In caso di modifiche da apportarsi all’attività o all’impianto, il gestore deve comunicare all’autorità competente le variazioni progettate. L’art. 6 del D.P.R. 59/2013 prevede che la comunicazione venga trasmessa direttamente alla Provincia (autorità competente), dimenticandosi dell’esistenza del SUAP e del suo ruolo di interfaccia tra la Pubblica Amministrazione e gestori.
In analogia con l’AIA, la procedura prevista in caso di modifiche prevede che il gestore possa realizzarle una volta trascorsi 60 giorni dalla propria comunicazione ed in mancanza di risposta dell’autorità competente. Quest’ultima, entro 30 giorni dal ricevimento della comunicazione, può giudicare la modifica sostanziale ed ordinare al gestore di presentare istanza ex art. 4 del D.P.R. 59/2013. In caso di modifica non sostanziale, invece, la Provincia può provvedere all’aggiornamento dell’AUA già adottata.
In merito alla sostanzialità delle modifiche è indispensabile sottolineare che la definizione fornita dall’art. 2 del D.P.R. 59/2013 non aiuta molto, in quanto è strettamente legata alle definizioni presenti nelle normative di settore, a loro volta piuttosto generiche, se non addirittura assenti (vedasi ad esempio il caso delle procedure semplificate ex artt. 215 e 216 del D.L.vo n. 152/2006).
Le Regioni potrebbero definire ulteriori criteri di qualificazione delle modifiche sostanziali e individuare i casi in cui, in presenza di modifiche non sostanziali, per le quali non è necessario presentare alcuna comunicazione, ma sempre nel rispetto delle norme di settore. Anche tale potere sembra comunque limitato ad alcune matrici, in quanto la parte quinta del D.L.vo n. 152/2006 prevede che possa essere esercitato esclusivamente dal MATTM.
 

Sanzioni

 
L’aspetto più sconcertante del regolamento dell’AUA è che nel D.P.R. 59/2013 non sono previste sanzioni. L’AUA è nata non come un procedimento unico in cui semplicemente confluiscono differenti titoli ambientali, bensì come un provvedimento che “sostituisce gli atti di comunicazione, notifica ed autorizzazione in materia ambientale di cui all’articolo 3” del D.P.R. 59/2013, quindi è una nuova forma autorizzativa a tutti gli effetti e in quanto tale, non sembra corretto ritenere che per relationem si possano applicare le sanzioni, in particolare quelle penali, previste dalle norme settoriali.

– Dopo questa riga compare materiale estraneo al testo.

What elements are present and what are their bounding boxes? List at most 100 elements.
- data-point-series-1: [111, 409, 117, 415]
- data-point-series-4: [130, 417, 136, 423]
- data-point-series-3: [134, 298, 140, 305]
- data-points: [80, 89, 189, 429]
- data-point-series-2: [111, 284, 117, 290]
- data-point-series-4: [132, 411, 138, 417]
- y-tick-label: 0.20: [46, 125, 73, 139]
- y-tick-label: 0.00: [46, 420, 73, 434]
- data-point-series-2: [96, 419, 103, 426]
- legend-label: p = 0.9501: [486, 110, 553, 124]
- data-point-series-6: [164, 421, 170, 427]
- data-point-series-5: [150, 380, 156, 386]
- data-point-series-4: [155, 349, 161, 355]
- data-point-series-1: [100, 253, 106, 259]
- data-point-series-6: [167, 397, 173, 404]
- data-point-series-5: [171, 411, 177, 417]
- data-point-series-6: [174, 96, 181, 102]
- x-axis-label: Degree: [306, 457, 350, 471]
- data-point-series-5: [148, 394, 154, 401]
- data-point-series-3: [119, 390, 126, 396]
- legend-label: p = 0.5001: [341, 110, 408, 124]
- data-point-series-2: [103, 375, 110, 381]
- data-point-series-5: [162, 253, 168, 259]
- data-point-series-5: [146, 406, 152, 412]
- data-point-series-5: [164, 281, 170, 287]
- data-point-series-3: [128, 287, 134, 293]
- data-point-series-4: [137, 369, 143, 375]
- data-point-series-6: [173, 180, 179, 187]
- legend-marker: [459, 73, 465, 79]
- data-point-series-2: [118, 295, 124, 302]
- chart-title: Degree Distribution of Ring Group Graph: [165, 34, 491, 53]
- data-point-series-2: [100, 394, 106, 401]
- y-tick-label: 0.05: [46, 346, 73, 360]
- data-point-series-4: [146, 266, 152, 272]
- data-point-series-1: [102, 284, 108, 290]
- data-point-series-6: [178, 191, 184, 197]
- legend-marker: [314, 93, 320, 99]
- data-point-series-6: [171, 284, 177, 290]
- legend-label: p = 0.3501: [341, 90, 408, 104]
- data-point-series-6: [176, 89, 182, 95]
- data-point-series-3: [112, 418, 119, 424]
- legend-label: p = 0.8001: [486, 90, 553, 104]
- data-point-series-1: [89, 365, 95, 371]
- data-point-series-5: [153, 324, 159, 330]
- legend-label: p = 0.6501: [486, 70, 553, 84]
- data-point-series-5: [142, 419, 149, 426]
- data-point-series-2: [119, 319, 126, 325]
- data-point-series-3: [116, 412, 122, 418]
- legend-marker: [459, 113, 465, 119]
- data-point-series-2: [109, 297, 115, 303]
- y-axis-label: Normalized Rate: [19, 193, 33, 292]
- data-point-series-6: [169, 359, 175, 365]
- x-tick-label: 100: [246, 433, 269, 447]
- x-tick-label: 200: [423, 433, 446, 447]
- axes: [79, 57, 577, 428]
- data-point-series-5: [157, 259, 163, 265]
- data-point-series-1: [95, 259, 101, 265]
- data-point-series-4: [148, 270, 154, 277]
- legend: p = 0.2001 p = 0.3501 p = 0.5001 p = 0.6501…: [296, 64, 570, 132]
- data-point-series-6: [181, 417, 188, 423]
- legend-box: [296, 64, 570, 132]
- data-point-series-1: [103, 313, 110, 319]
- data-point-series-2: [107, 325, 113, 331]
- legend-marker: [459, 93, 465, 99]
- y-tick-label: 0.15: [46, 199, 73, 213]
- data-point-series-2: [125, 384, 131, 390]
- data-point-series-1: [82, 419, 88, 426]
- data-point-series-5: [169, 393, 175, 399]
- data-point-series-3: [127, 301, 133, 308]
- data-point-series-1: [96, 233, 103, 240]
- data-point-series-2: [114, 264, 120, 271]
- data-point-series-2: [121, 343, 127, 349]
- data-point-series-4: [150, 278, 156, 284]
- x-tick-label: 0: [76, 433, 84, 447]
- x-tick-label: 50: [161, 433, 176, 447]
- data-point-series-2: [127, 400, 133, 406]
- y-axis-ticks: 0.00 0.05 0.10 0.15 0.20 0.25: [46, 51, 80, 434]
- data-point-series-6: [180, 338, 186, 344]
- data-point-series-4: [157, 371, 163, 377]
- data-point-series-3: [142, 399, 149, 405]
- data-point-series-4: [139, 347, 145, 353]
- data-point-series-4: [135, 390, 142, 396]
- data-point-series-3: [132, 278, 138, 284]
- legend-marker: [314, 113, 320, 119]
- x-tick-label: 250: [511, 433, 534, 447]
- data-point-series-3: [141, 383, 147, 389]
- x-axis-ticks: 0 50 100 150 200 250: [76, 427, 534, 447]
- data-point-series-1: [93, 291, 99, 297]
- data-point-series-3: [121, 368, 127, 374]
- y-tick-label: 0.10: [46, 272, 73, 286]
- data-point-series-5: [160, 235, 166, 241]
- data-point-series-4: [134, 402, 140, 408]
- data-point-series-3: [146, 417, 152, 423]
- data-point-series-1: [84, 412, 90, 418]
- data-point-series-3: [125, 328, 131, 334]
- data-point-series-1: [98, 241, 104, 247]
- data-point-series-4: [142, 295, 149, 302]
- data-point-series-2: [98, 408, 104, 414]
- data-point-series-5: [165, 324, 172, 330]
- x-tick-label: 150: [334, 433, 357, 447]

L’AUA va quindi considerata come l’AIA, per la quale il legislatore ha giustamente individuato disposizioni specifiche in caso di mancato rispetto delle condizioni del titolo III-bis del D.L.vo n. 152/2006, e precisamente agli artt. 29-decies e 29-quattuordecies, indicanti rispettivamente i provvedimenti amministrativi e le sanzioni previste in caso di inottemperanza.
Tuttavia non si può neppure pensare che non vi siano conseguenze per specifiche violazioni, tant’è che la Regione Lombardia, nella propria circolare del 5 agosto 2013, nel riconoscere l’assenza di sanzioni, ha cercato di rimediare alla lacuna, prevedendo che “fino ad eventuale diversa disposizione nazionale continuano a valere le normative settoriali e si ritengono pertanto applicabili le sanzioni previste dalle norme settoriali che a vario titolo disciplinano i titoli abilitativi sostituiti dall’AUA”.

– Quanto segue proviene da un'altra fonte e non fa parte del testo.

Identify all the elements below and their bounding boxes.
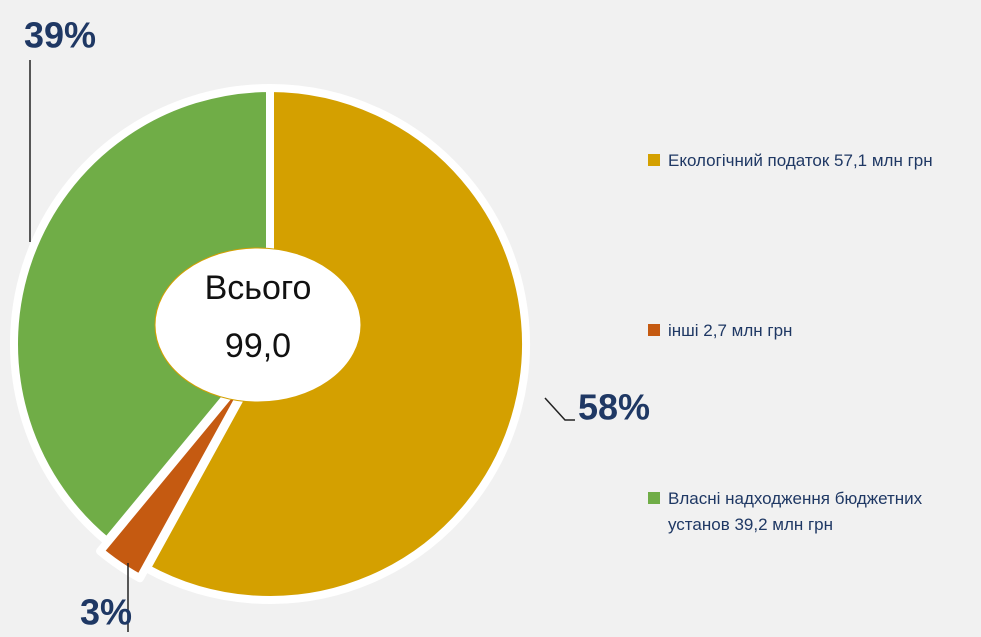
legend-item: Власні надходження бюджетних установ 39,… (648, 486, 978, 538)
legend-label: Власні надходження бюджетних установ 39,… (668, 489, 923, 534)
pie-slice (10, 84, 274, 546)
legend-item: інші 2,7 млн грн (648, 318, 953, 344)
legend-label: інші 2,7 млн грн (668, 321, 793, 340)
leader-line (544, 397, 575, 421)
legend-item: Екологічний податок 57,1 млн грн (648, 148, 953, 174)
pie-slice (96, 349, 268, 583)
data-label: 39% (24, 15, 96, 56)
center-label: 99,0 (225, 327, 291, 365)
legend-swatch (648, 154, 660, 166)
center-label: Всього (205, 269, 312, 307)
legend-swatch (648, 492, 660, 504)
center-ellipse (154, 247, 362, 403)
legend-label: Екологічний податок 57,1 млн грн (668, 151, 933, 170)
legend-swatch (648, 324, 660, 336)
data-label: 3% (80, 592, 132, 633)
data-label: 58% (578, 387, 650, 428)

Pertanto, non resta che attendere una rettifica del D.P.R. 59/2013 ed osservare quale sarà l’orientamento della giurisprudenza.
 
21.04.2016
 
[1] Il parere di chi scrive, già esternato nella primavera del 2013 in più corsi formativi e nel volume “L’autorizzazione unica ambientale” di L. Benedusi e G. Galotto, Irnerio Editore 2013, trova conferma nella posizione assunta da alcune Regioni italiane, si vedano la circolare n. 19 del 5.8.2013 della Regione Lombardia, la circolare n. 1/AMB del 28 gennaio 2014 della Regione Piemonte e la DGR n. 1775 del 3 ottobre 2013 della Regione Veneto.
[2] Co. 7 dell’art. 2 della L. 241/1990: “Fatto salvo quanto previsto dall’articolo 17, i termini di cui ai co. 2, 3, 4 e 5 del presente articolo possono essere sospesi, per una sola volta e per un periodo non superiore a trenta giorni, per l’acquisizione di informazioni o di certificazioni relative a fatti, stati o qualità non attestati in documenti già in possesso dell’amministrazione stessa o non direttamente acquisibili presso altre pubbliche amministrazioni. Si applicano le disposizioni dell’articolo 14, co. 2”.
*Tratto da “Gestione Ambientale – Manuale operativo“, TuttoAmbiente Edizioni, 2015.